Labor recognises the importance of quality assurance and today we have suggested what we think are some sensible amendments to go with the amendments being put forward by the government. We must free the regulator to chase the real dodgy providers, those making superprofits off the back of our taxes and vulnerable students. We have seen reports of RTO businesses making superprofits of 30 per cent in the vocational education sector and that clearly points to a problem. In the process, people are being exploited and that also needs to be addressed.
Senator Carr and shadow minister Bird have been fierce advocates in calling for action. They recognise that the market-based mechanisms have no place in the case management of these vulnerable people. The fact is that, amongst the operators motivated by profit, there are unscrupulous providers. So we have suggested some amendments that we think strengthen the bill and that take a few steps further to, importantly, improve the regulatory oversight of the sector but also provide support for those people who have been caught up in this system, the vulnerable individuals, who have possibly been left with large debts and, in some cases, with no qualifications or useless qualifications.
As a case in point, one amendment addresses the notion of extending the registration to seven years. Our amendment calls that that only be offered to low-risk providers, with the view that it sends the wrong signal to extend the period for registration and therefore the length of time without an audit, although we recognise that the intent of that part of this amendment is in fact to free up the regulator from doing continuous audits. We think that that measure would reverse that signal to the market and ensure that those low-risk operators are free to continue and would free up the regulator to do so some of that work.
However, we also call on the government to act with more urgency, to ensure the protection of students is prioritised in this process and to seek a consumer protection information campaign by the ACCC, including advice for people who need to seek redress, and consider other mechanisms available to strengthen consumer protections in the sector. Labor supports the call for the Auditor-General to conduct an audit on the use of VET FEE-HELP.
This is obviously an area of passion of mine. I have left the most compelling argument to the end of my contribution and that is around schools. I will give you this example. These unscrupulous providers are not just knocking door to door; they are not just trying to engage people who have lost their job or who have been long-term employed. They are actively pursuing current secondary students.
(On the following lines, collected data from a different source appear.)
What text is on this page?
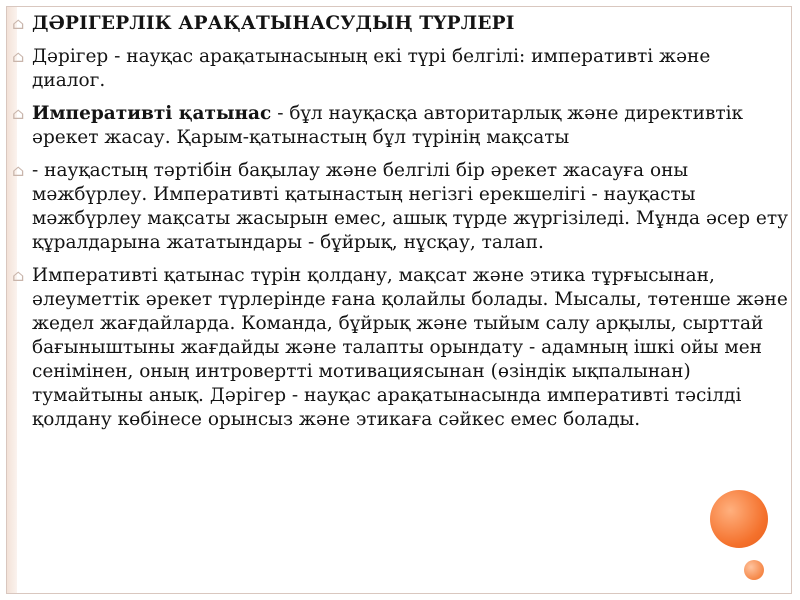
⌂ ДӘРІГЕРЛІК АРАҚАТЫНАСУДЫҢ ТҮРЛЕРІ
⌂ Дәрігер - науқас арақатынасының екі түрі белгілі: императивті және диалог.
⌂ Императивті қатынас - бұл науқасқа авторитарлық және директивтік әрекет жасау. Қарым-қатынастың бұл түрінің мақсаты
⌂ - науқастың тәртібін бақылау және белгілі бір әрекет жасауға оны мәжбүрлеу. Императивті қатынастың негізгі ерекшелігі - науқасты мәжбүрлеу мақсаты жасырын емес, ашық түрде жүргізіледі. Мұнда әсер ету құралдарына жататындары - бұйрық, нұсқау, талап.
⌂ Императивті қатынас түрін қолдану, мақсат және этика тұрғысынан, әлеуметтік әрекет түрлерінде ғана қолайлы болады. Мысалы, төтенше және жедел жағдайларда. Команда, бұйрық және тыйым салу арқылы, сырттай бағыныштыны жағдайды және талапты орындату - адамның ішкі ойы мен сенімінен, оның интровертті мотивациясынан (өзіндік ықпалынан) тумайтыны анық. Дәрігер - науқас арақатынасында императивті тәсілді қолдану көбінесе орынсыз және этикаға сәйкес емес болады.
I will give you a scenario that might help you understand. In a high school such as the one where I worked for many years we have many vulnerable students —at-risk students—who have many things in their lives that make them at risk. One of the safest things for them to do is to maintain their enrolment and attendance at a school. To that end, schools put wrap-around support in place for some of our most vulnerable children, with a view of keeping them at school as long as they can. I know that, currently, in schools around the country some of those children are coming back to school, and saying, 'I'm here to exit because I'm going to do a course.' The course will not come with careers guidance and it will not come with welfare support. You will have a year 9 or a year 10 student, aged 14 years and nine months, heading off to do a course that they have signed up to and, unbeknownst to them, it will disconnect them from their education.